The Last Post Ceremony commemorating the service of (NX81964) Sapper Stanley Ernest Ross, 1st Training Battalion, Royal Australian Engineers, Second World War

Place Oceania: Australia, New South Wales, Wagga Wagga, Kapooka
Accession Number PAFU2014/443.01
Collection type Film
Object type Last Post film
Physical description 16:9
Maker Australian War Memorial
Place made Australia: Australian Capital Territory, Canberra, Campbell
Date made 30 November 2014
Access Open
Conflict Second World War, 1939-1945
Copyright Item copyright: © Australian War Memorial
Creative Commons License This item is licensed under CC BY-NC
Copying Provisions Copyright restrictions apply. Only personal, non-commercial, research and study use permitted. Permission of copyright holder required for any commercial use and/or reproduction.
Description

The Last Post Ceremony is presented in the Commemorative area of the Australian War Memorial each day. The ceremony commemorates more than 102,000 Australians who have given their lives in war and other operations and whose names are recorded on the Roll of Honour. At each ceremony the story behind one of the names on the Roll of Honour is told. Hosted by Andrew Smith, the story for this day was on (NX81964) Sapper Stanley Ernest Ross, 1st Training Battalion, Royal Australian Engineers, Second World War.

Film order form
Speech transcript

NX81964 Sapper Stanley Ernest Ross, 1st Training Battalion, Royal Australian Engineers
Accidentally killed 21 May 1945
No photograph in collection

Story delivered 30 November 2014

Today we pay tribute to Sapper Stanley Ernest Ross, who was killed in the service of the Royal Australian Engineers in 1945.
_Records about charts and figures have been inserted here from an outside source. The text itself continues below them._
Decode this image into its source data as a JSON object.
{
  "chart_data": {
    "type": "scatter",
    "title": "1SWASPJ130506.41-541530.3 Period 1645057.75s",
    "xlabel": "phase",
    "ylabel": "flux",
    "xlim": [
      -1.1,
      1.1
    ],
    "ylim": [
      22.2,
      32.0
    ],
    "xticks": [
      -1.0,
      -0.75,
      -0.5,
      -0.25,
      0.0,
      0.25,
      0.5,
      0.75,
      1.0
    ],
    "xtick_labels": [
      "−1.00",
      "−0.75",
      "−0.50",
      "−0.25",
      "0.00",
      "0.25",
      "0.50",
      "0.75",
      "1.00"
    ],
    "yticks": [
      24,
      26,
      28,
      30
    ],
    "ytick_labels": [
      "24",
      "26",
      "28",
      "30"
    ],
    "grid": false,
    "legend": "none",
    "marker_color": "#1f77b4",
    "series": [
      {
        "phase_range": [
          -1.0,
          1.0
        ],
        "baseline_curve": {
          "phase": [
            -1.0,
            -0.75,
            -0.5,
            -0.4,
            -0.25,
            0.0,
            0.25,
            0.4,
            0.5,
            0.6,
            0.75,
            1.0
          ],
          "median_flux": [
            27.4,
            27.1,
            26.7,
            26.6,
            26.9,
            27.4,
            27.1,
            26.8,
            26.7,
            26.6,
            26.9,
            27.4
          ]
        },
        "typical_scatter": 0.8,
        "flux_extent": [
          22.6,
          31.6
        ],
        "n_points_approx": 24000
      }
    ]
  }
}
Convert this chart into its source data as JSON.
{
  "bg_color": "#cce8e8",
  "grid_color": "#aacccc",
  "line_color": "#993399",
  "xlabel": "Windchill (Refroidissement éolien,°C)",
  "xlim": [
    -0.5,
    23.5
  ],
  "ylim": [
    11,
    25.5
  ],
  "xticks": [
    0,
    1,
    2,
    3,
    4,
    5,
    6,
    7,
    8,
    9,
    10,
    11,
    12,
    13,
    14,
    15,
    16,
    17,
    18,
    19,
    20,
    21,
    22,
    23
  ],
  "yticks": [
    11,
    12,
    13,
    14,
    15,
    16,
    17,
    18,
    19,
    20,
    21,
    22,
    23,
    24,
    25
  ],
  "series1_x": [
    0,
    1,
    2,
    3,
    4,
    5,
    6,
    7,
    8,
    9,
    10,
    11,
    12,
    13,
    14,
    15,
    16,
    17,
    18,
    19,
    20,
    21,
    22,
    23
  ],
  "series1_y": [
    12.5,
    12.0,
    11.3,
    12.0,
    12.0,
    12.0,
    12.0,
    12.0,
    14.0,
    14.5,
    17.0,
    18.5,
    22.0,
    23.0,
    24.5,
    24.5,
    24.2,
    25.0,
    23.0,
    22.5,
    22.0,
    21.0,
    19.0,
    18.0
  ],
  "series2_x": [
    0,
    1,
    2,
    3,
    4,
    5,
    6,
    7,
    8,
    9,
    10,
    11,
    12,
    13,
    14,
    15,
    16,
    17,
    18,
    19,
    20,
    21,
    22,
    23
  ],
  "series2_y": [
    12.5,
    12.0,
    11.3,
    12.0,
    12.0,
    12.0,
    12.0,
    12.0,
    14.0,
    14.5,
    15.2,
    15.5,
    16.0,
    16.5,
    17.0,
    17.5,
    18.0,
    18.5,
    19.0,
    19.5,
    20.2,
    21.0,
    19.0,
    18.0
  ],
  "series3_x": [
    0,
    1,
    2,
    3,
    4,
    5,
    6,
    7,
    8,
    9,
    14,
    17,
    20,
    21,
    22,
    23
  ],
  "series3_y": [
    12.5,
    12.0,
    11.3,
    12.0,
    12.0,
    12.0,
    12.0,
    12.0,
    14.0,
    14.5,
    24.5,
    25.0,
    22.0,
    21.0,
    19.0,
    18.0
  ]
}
Born on 30 January 1917 in Mungindi, in the Moree Plains region of northern New South Wales, Stanley Ernest Ross was the son of Francis George Ross and Elizabeth Kathleen Ross.

A motor mechanic before the war, Ross enlisted in the Second Australian Imperial Force on New Year’s Day 1942. Following enlistment he was posted to the Australian Army Service Corps, where he employed his motor mechanic skills.

Later he was posted to the 1st Training Battalion, Royal Australian Engineers, at the large Australian Army training base at Kapooka. However, in the afternoon of 21 May 1945, tragedy struck.

Crowded within a dug-out during a routine demolition training exercise on the preparation of hand charges were two groups: one of 22 trainees and two instructors; and a smaller squad of three men and one instructor. Inside the dug-out were 110 pounds of explosives stored for day’s exercise. In circumstances that remain unknown to this day, the explosives ignited. In the explosion, 24 men were killed instantly, two died of injuries shortly afterwards, and two more were severely injured.

Ross was one of those killed in the accident. He was 28 years old.

Three days later a mass funeral was held for the men in Wagga Wagga. Thousands of people lined the route of the funeral parade. The 26 flag-draped coffins were carried on four army trucks, and the cortège included over 100 military vehicles carrying members of the army and air force. The dead were buried in the Wagga Wagga War Cemetery.

Ross’s name is listed here – along with those of the other 25 killed in the accident – on the Roll of Honour on my left, along with around 40,000 other Australians killed in the Second World War.
This is but one of the many stories of service and sacrifice told here at the Australian War Memorial. We now remember Sapper Stanley Ernest Ross, and all of those Australians who gave their lives in the hope for a better world.